Florian Zeller’s play The Son is the final part of a trilogy, following The Father and The Mother, all of which have been translated by Christopher Hampton. It tells a familiar story. Teenage Nicolas has been playing truant from school. He’s despondent and resentful of his parents’ divorce. But Zeller makes this seemingly routine domestic narrative unfold in a way that feels closer to a thriller.
Director Michael Longhurst positions Anne (Amanda Abbington) and Pierre (John Light) on opposite sides of the stage. In the gaping space between them are two presences: their son, Nicolas (Laurie Kynaston), and Pierre’s new wife, Sofia (Amaka Okafor).
Abbington and Light’s curtly polite but agitated exchanges, their awkward attempts at civility, establish the ever-present hum of tension between them. Abbington vibrates with energy. Her character is wound so tight she constantly appears one sentence away from shattering. Okafor, as the new stepmother, provides an obvious contrast, radiating homely warmth. Even when angry, her gestures are fluid and anxiety-free.
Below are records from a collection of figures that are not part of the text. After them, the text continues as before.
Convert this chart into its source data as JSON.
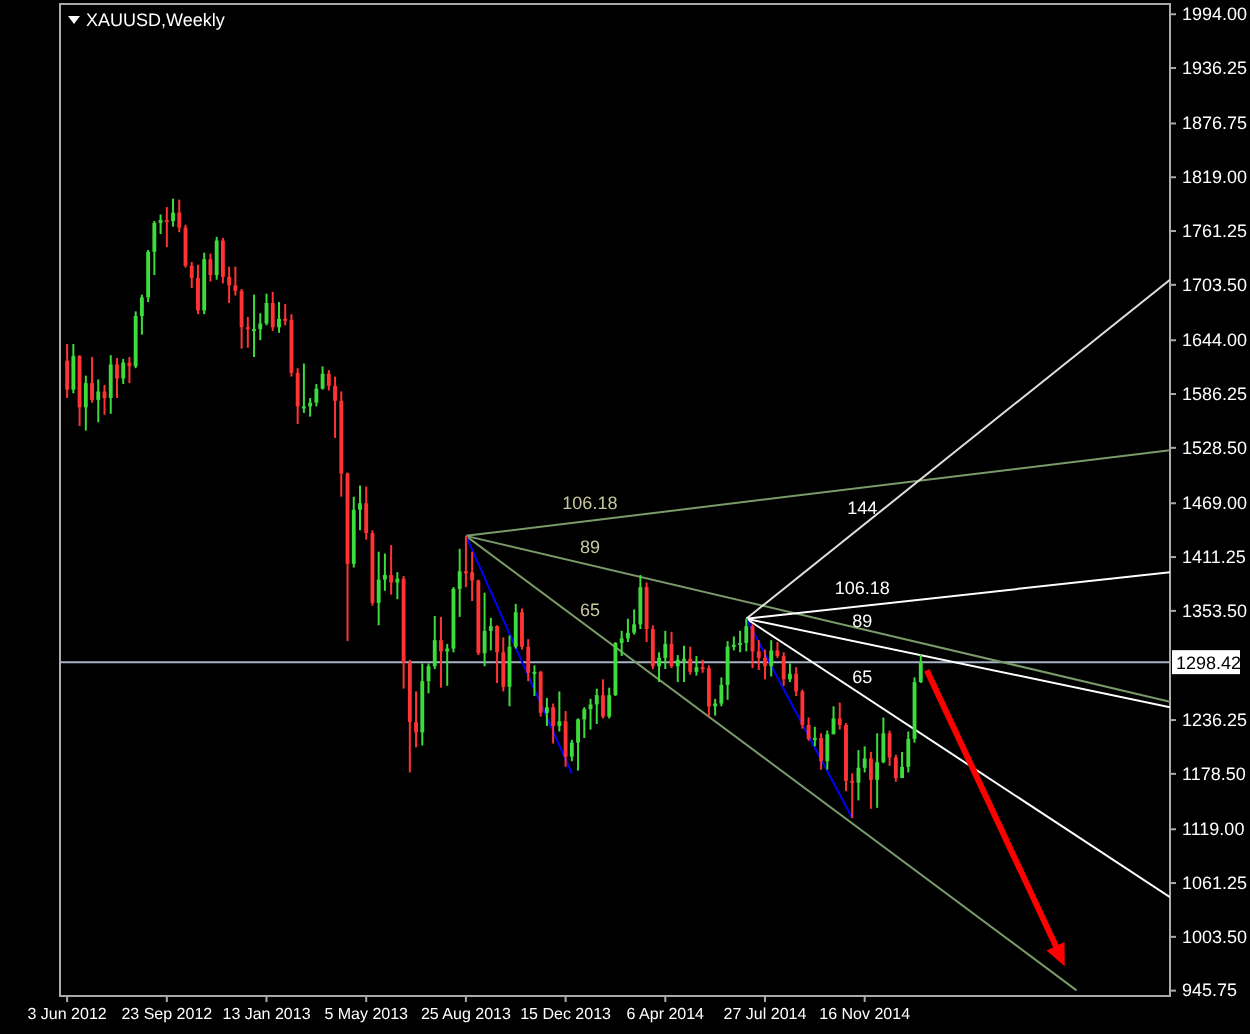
{
  "chart_data": {
    "type": "candlestick",
    "title": "XAUUSD,Weekly",
    "x": [
      "2012-06-03",
      "2012-06-10",
      "2012-06-17",
      "2012-06-24",
      "2012-07-01",
      "2012-07-08",
      "2012-07-15",
      "2012-07-22",
      "2012-07-29",
      "2012-08-05",
      "2012-08-12",
      "2012-08-19",
      "2012-08-26",
      "2012-09-02",
      "2012-09-09",
      "2012-09-16",
      "2012-09-23",
      "2012-09-30",
      "2012-10-07",
      "2012-10-14",
      "2012-10-21",
      "2012-10-28",
      "2012-11-04",
      "2012-11-11",
      "2012-11-18",
      "2012-11-25",
      "2012-12-02",
      "2012-12-09",
      "2012-12-16",
      "2012-12-23",
      "2012-12-30",
      "2013-01-06",
      "2013-01-13",
      "2013-01-20",
      "2013-01-27",
      "2013-02-03",
      "2013-02-10",
      "2013-02-17",
      "2013-02-24",
      "2013-03-03",
      "2013-03-10",
      "2013-03-17",
      "2013-03-24",
      "2013-03-31",
      "2013-04-07",
      "2013-04-14",
      "2013-04-21",
      "2013-04-28",
      "2013-05-05",
      "2013-05-12",
      "2013-05-19",
      "2013-05-26",
      "2013-06-02",
      "2013-06-09",
      "2013-06-16",
      "2013-06-23",
      "2013-06-30",
      "2013-07-07",
      "2013-07-14",
      "2013-07-21",
      "2013-07-28",
      "2013-08-04",
      "2013-08-11",
      "2013-08-18",
      "2013-08-25",
      "2013-09-01",
      "2013-09-08",
      "2013-09-15",
      "2013-09-22",
      "2013-09-29",
      "2013-10-06",
      "2013-10-13",
      "2013-10-20",
      "2013-10-27",
      "2013-11-03",
      "2013-11-10",
      "2013-11-17",
      "2013-11-24",
      "2013-12-01",
      "2013-12-08",
      "2013-12-15",
      "2013-12-22",
      "2013-12-29",
      "2014-01-05",
      "2014-01-12",
      "2014-01-19",
      "2014-01-26",
      "2014-02-02",
      "2014-02-09",
      "2014-02-16",
      "2014-02-23",
      "2014-03-02",
      "2014-03-09",
      "2014-03-16",
      "2014-03-23",
      "2014-03-30",
      "2014-04-06",
      "2014-04-13",
      "2014-04-20",
      "2014-04-27",
      "2014-05-04",
      "2014-05-11",
      "2014-05-18",
      "2014-05-25",
      "2014-06-01",
      "2014-06-08",
      "2014-06-15",
      "2014-06-22",
      "2014-06-29",
      "2014-07-06",
      "2014-07-13",
      "2014-07-20",
      "2014-07-27",
      "2014-08-03",
      "2014-08-10",
      "2014-08-17",
      "2014-08-24",
      "2014-08-31",
      "2014-09-07",
      "2014-09-14",
      "2014-09-21",
      "2014-09-28",
      "2014-10-05",
      "2014-10-12",
      "2014-10-19",
      "2014-10-26",
      "2014-11-02",
      "2014-11-09",
      "2014-11-16",
      "2014-11-23",
      "2014-11-30",
      "2014-12-07",
      "2014-12-14",
      "2014-12-21",
      "2014-12-28",
      "2015-01-04",
      "2015-01-11",
      "2015-01-18"
    ],
    "ohlc": [
      [
        1622,
        1640,
        1582,
        1591
      ],
      [
        1591,
        1640,
        1587,
        1627
      ],
      [
        1627,
        1628,
        1552,
        1572
      ],
      [
        1572,
        1606,
        1547,
        1598
      ],
      [
        1598,
        1626,
        1577,
        1580
      ],
      [
        1580,
        1602,
        1556,
        1589
      ],
      [
        1589,
        1596,
        1564,
        1582
      ],
      [
        1582,
        1628,
        1565,
        1618
      ],
      [
        1618,
        1625,
        1582,
        1603
      ],
      [
        1603,
        1624,
        1597,
        1620
      ],
      [
        1620,
        1626,
        1598,
        1616
      ],
      [
        1616,
        1675,
        1614,
        1670
      ],
      [
        1670,
        1693,
        1650,
        1690
      ],
      [
        1690,
        1741,
        1685,
        1739
      ],
      [
        1739,
        1772,
        1714,
        1770
      ],
      [
        1770,
        1779,
        1758,
        1773
      ],
      [
        1773,
        1787,
        1744,
        1772
      ],
      [
        1772,
        1796,
        1766,
        1781
      ],
      [
        1781,
        1795,
        1760,
        1765
      ],
      [
        1765,
        1768,
        1722,
        1724
      ],
      [
        1724,
        1728,
        1700,
        1711
      ],
      [
        1711,
        1725,
        1672,
        1676
      ],
      [
        1676,
        1738,
        1672,
        1731
      ],
      [
        1731,
        1737,
        1707,
        1714
      ],
      [
        1714,
        1755,
        1709,
        1751
      ],
      [
        1751,
        1754,
        1705,
        1712
      ],
      [
        1712,
        1723,
        1684,
        1703
      ],
      [
        1703,
        1723,
        1692,
        1697
      ],
      [
        1697,
        1699,
        1635,
        1658
      ],
      [
        1658,
        1669,
        1636,
        1656
      ],
      [
        1656,
        1693,
        1626,
        1656
      ],
      [
        1656,
        1673,
        1644,
        1662
      ],
      [
        1662,
        1694,
        1660,
        1684
      ],
      [
        1684,
        1696,
        1654,
        1658
      ],
      [
        1658,
        1685,
        1652,
        1667
      ],
      [
        1667,
        1683,
        1660,
        1666
      ],
      [
        1666,
        1672,
        1605,
        1609
      ],
      [
        1609,
        1614,
        1554,
        1573
      ],
      [
        1573,
        1619,
        1566,
        1573
      ],
      [
        1573,
        1582,
        1562,
        1577
      ],
      [
        1577,
        1597,
        1573,
        1592
      ],
      [
        1592,
        1616,
        1591,
        1608
      ],
      [
        1608,
        1612,
        1590,
        1595
      ],
      [
        1595,
        1605,
        1539,
        1579
      ],
      [
        1579,
        1589,
        1476,
        1501
      ],
      [
        1501,
        1502,
        1321,
        1404
      ],
      [
        1404,
        1476,
        1400,
        1462
      ],
      [
        1462,
        1488,
        1440,
        1469
      ],
      [
        1469,
        1487,
        1430,
        1437
      ],
      [
        1437,
        1440,
        1359,
        1362
      ],
      [
        1362,
        1417,
        1338,
        1387
      ],
      [
        1387,
        1415,
        1375,
        1392
      ],
      [
        1392,
        1424,
        1371,
        1384
      ],
      [
        1384,
        1395,
        1366,
        1388
      ],
      [
        1388,
        1391,
        1270,
        1298
      ],
      [
        1298,
        1301,
        1180,
        1234
      ],
      [
        1234,
        1267,
        1207,
        1223
      ],
      [
        1223,
        1297,
        1209,
        1278
      ],
      [
        1278,
        1297,
        1265,
        1294
      ],
      [
        1294,
        1348,
        1291,
        1322
      ],
      [
        1322,
        1347,
        1271,
        1310
      ],
      [
        1310,
        1318,
        1273,
        1313
      ],
      [
        1313,
        1379,
        1309,
        1377
      ],
      [
        1377,
        1420,
        1347,
        1396
      ],
      [
        1396,
        1434,
        1379,
        1395
      ],
      [
        1395,
        1417,
        1364,
        1386
      ],
      [
        1386,
        1387,
        1306,
        1308
      ],
      [
        1308,
        1373,
        1294,
        1332
      ],
      [
        1332,
        1346,
        1311,
        1337
      ],
      [
        1337,
        1338,
        1276,
        1309
      ],
      [
        1309,
        1325,
        1267,
        1272
      ],
      [
        1272,
        1327,
        1251,
        1315
      ],
      [
        1315,
        1361,
        1313,
        1352
      ],
      [
        1352,
        1356,
        1312,
        1315
      ],
      [
        1315,
        1323,
        1278,
        1287
      ],
      [
        1287,
        1295,
        1262,
        1288
      ],
      [
        1288,
        1289,
        1240,
        1244
      ],
      [
        1244,
        1260,
        1230,
        1250
      ],
      [
        1250,
        1254,
        1211,
        1230
      ],
      [
        1230,
        1267,
        1224,
        1235
      ],
      [
        1235,
        1246,
        1186,
        1197
      ],
      [
        1197,
        1215,
        1192,
        1212
      ],
      [
        1212,
        1238,
        1182,
        1237
      ],
      [
        1237,
        1250,
        1217,
        1248
      ],
      [
        1248,
        1259,
        1226,
        1253
      ],
      [
        1253,
        1270,
        1232,
        1263
      ],
      [
        1263,
        1280,
        1238,
        1240
      ],
      [
        1240,
        1271,
        1238,
        1263
      ],
      [
        1263,
        1320,
        1262,
        1319
      ],
      [
        1319,
        1332,
        1305,
        1324
      ],
      [
        1324,
        1345,
        1320,
        1330
      ],
      [
        1330,
        1355,
        1328,
        1339
      ],
      [
        1339,
        1392,
        1334,
        1379
      ],
      [
        1379,
        1384,
        1320,
        1334
      ],
      [
        1334,
        1338,
        1291,
        1294
      ],
      [
        1294,
        1309,
        1277,
        1303
      ],
      [
        1303,
        1332,
        1291,
        1318
      ],
      [
        1318,
        1331,
        1292,
        1294
      ],
      [
        1294,
        1306,
        1277,
        1301
      ],
      [
        1301,
        1316,
        1277,
        1302
      ],
      [
        1302,
        1315,
        1285,
        1288
      ],
      [
        1288,
        1305,
        1284,
        1293
      ],
      [
        1293,
        1301,
        1287,
        1292
      ],
      [
        1292,
        1295,
        1240,
        1251
      ],
      [
        1251,
        1259,
        1241,
        1254
      ],
      [
        1254,
        1282,
        1251,
        1274
      ],
      [
        1274,
        1321,
        1258,
        1315
      ],
      [
        1315,
        1326,
        1311,
        1317
      ],
      [
        1317,
        1332,
        1309,
        1319
      ],
      [
        1319,
        1345,
        1310,
        1337
      ],
      [
        1337,
        1339,
        1292,
        1310
      ],
      [
        1310,
        1322,
        1290,
        1303
      ],
      [
        1303,
        1312,
        1280,
        1294
      ],
      [
        1294,
        1322,
        1283,
        1311
      ],
      [
        1311,
        1320,
        1303,
        1305
      ],
      [
        1305,
        1309,
        1273,
        1280
      ],
      [
        1280,
        1297,
        1277,
        1286
      ],
      [
        1286,
        1293,
        1262,
        1267
      ],
      [
        1267,
        1269,
        1227,
        1231
      ],
      [
        1231,
        1239,
        1214,
        1216
      ],
      [
        1216,
        1229,
        1208,
        1217
      ],
      [
        1217,
        1222,
        1183,
        1192
      ],
      [
        1192,
        1225,
        1183,
        1221
      ],
      [
        1221,
        1251,
        1221,
        1238
      ],
      [
        1238,
        1255,
        1226,
        1231
      ],
      [
        1231,
        1233,
        1160,
        1171
      ],
      [
        1171,
        1179,
        1131,
        1169
      ],
      [
        1169,
        1204,
        1150,
        1185
      ],
      [
        1185,
        1208,
        1180,
        1195
      ],
      [
        1195,
        1202,
        1141,
        1172
      ],
      [
        1172,
        1222,
        1142,
        1191
      ],
      [
        1191,
        1239,
        1190,
        1222
      ],
      [
        1222,
        1225,
        1187,
        1196
      ],
      [
        1196,
        1199,
        1170,
        1174
      ],
      [
        1174,
        1202,
        1174,
        1186
      ],
      [
        1186,
        1224,
        1180,
        1216
      ],
      [
        1216,
        1282,
        1212,
        1277
      ],
      [
        1277,
        1307,
        1276,
        1298.42
      ]
    ],
    "series": [
      {
        "type": "line",
        "color": "#7a9a68",
        "x": [
          "2013-08-25",
          "2015-10-25"
        ],
        "values": [
          1434,
          1526
        ]
      },
      {
        "type": "line",
        "color": "#7a9a68",
        "x": [
          "2013-08-25",
          "2015-10-25"
        ],
        "values": [
          1434,
          1256
        ]
      },
      {
        "type": "line",
        "color": "#7a9a68",
        "x": [
          "2013-08-25",
          "2015-07-12"
        ],
        "values": [
          1434,
          946
        ]
      },
      {
        "type": "line",
        "color": "#e0e0e0",
        "x": [
          "2014-07-06",
          "2015-10-25"
        ],
        "values": [
          1345,
          1709
        ]
      },
      {
        "type": "line",
        "color": "#ffffff",
        "x": [
          "2014-07-06",
          "2015-10-25"
        ],
        "values": [
          1345,
          1395
        ]
      },
      {
        "type": "line",
        "color": "#ffffff",
        "x": [
          "2014-07-06",
          "2015-10-25"
        ],
        "values": [
          1345,
          1250
        ]
      },
      {
        "type": "line",
        "color": "#ffffff",
        "x": [
          "2014-07-06",
          "2015-10-25"
        ],
        "values": [
          1345,
          1046
        ]
      },
      {
        "type": "line",
        "color": "#0000ff",
        "x": [
          "2013-08-25",
          "2013-12-22"
        ],
        "values": [
          1434,
          1179
        ]
      },
      {
        "type": "line",
        "color": "#0000ff",
        "x": [
          "2014-07-06",
          "2014-11-02"
        ],
        "values": [
          1345,
          1131
        ]
      }
    ],
    "annotations": [
      "106.18",
      "89",
      "65",
      "144",
      "106.18",
      "89",
      "65"
    ],
    "ref_lines": [
      {
        "axis": "y",
        "value": 1298.42,
        "label": "1298.42",
        "color": "#a6b4c8"
      }
    ],
    "xlim": [
      "2012-05-26",
      "2015-10-25"
    ],
    "xticks": [
      {
        "value": "2012-06-03",
        "label": "3 Jun 2012"
      },
      {
        "value": "2012-09-23",
        "label": "23 Sep 2012"
      },
      {
        "value": "2013-01-13",
        "label": "13 Jan 2013"
      },
      {
        "value": "2013-05-05",
        "label": "5 May 2013"
      },
      {
        "value": "2013-08-25",
        "label": "25 Aug 2013"
      },
      {
        "value": "2013-12-15",
        "label": "15 Dec 2013"
      },
      {
        "value": "2014-04-06",
        "label": "6 Apr 2014"
      },
      {
        "value": "2014-07-27",
        "label": "27 Jul 2014"
      },
      {
        "value": "2014-11-16",
        "label": "16 Nov 2014"
      }
    ],
    "ylim": [
      940,
      2005
    ],
    "yticks": [
      {
        "value": 1994,
        "label": "1994.00"
      },
      {
        "value": 1936.25,
        "label": "1936.25"
      },
      {
        "value": 1876.75,
        "label": "1876.75"
      },
      {
        "value": 1819,
        "label": "1819.00"
      },
      {
        "value": 1761.25,
        "label": "1761.25"
      },
      {
        "value": 1703.5,
        "label": "1703.50"
      },
      {
        "value": 1644,
        "label": "1644.00"
      },
      {
        "value": 1586.25,
        "label": "1586.25"
      },
      {
        "value": 1528.5,
        "label": "1528.50"
      },
      {
        "value": 1469,
        "label": "1469.00"
      },
      {
        "value": 1411.25,
        "label": "1411.25"
      },
      {
        "value": 1353.5,
        "label": "1353.50"
      },
      {
        "value": 1236.25,
        "label": "1236.25"
      },
      {
        "value": 1178.5,
        "label": "1178.50"
      },
      {
        "value": 1119,
        "label": "1119.00"
      },
      {
        "value": 1061.25,
        "label": "1061.25"
      },
      {
        "value": 1003.5,
        "label": "1003.50"
      },
      {
        "value": 945.75,
        "label": "945.75"
      }
    ],
    "grid": false
  }
}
As he demonstrated in his production of Nick Payne’s Constellations, Longhurst excels at creating a tightrope between the normal and the abnormal. Kynaston encapsulates this mood, pitching his performance so that his behaviour could either be taken as the average moodiness of a teenager or something altogether more concerning.
Pierre and Sofia’s chic Parisian apartment, beautifully designed by Lizzie Clachan, is invaded by teenage-boy detritus. Nicolas’ mound of discarded belongings are a believable mixture of the adolescent (multiple pairs of Converse trainers and denim jackets) and the poignantly childish (a wash bag decorated with cartoon characters, plastic toys).
The accumulated mess, however, is also symbolic of Nicolas’ inner disarray. He explodes when forced up against the calm and rational world of the adults.
In several ways, Zeller’s play is deliberately ‘ordinary’, both in its content – a divorced couple, a troubled teenager – and in its form. There’s an extremely self-conscious use of Chekhov’s gun and the climatic plot point is signposted well before it happens. Sometimes, particularly in the later scenes, you wish for more ambiguity.
But The Son captivates in its enveloping feeling of inevitability, something that’s aided by Isobel Waller-Bridge’s disconcertingly ominous sound design. While it’s clear exactly what’s going to happen, as with all classic tragedies, everyone is powerless to prevent it. Zeller makes a virtue out of this predictability and the terrifying realisation that screaming louder won’t stop the runaway train.
In this regard, The Son has echoes of Ibsen’s The Wild Duck. The audience waits and waits and waits for the bang, but when it finally comes, it’s still a shock.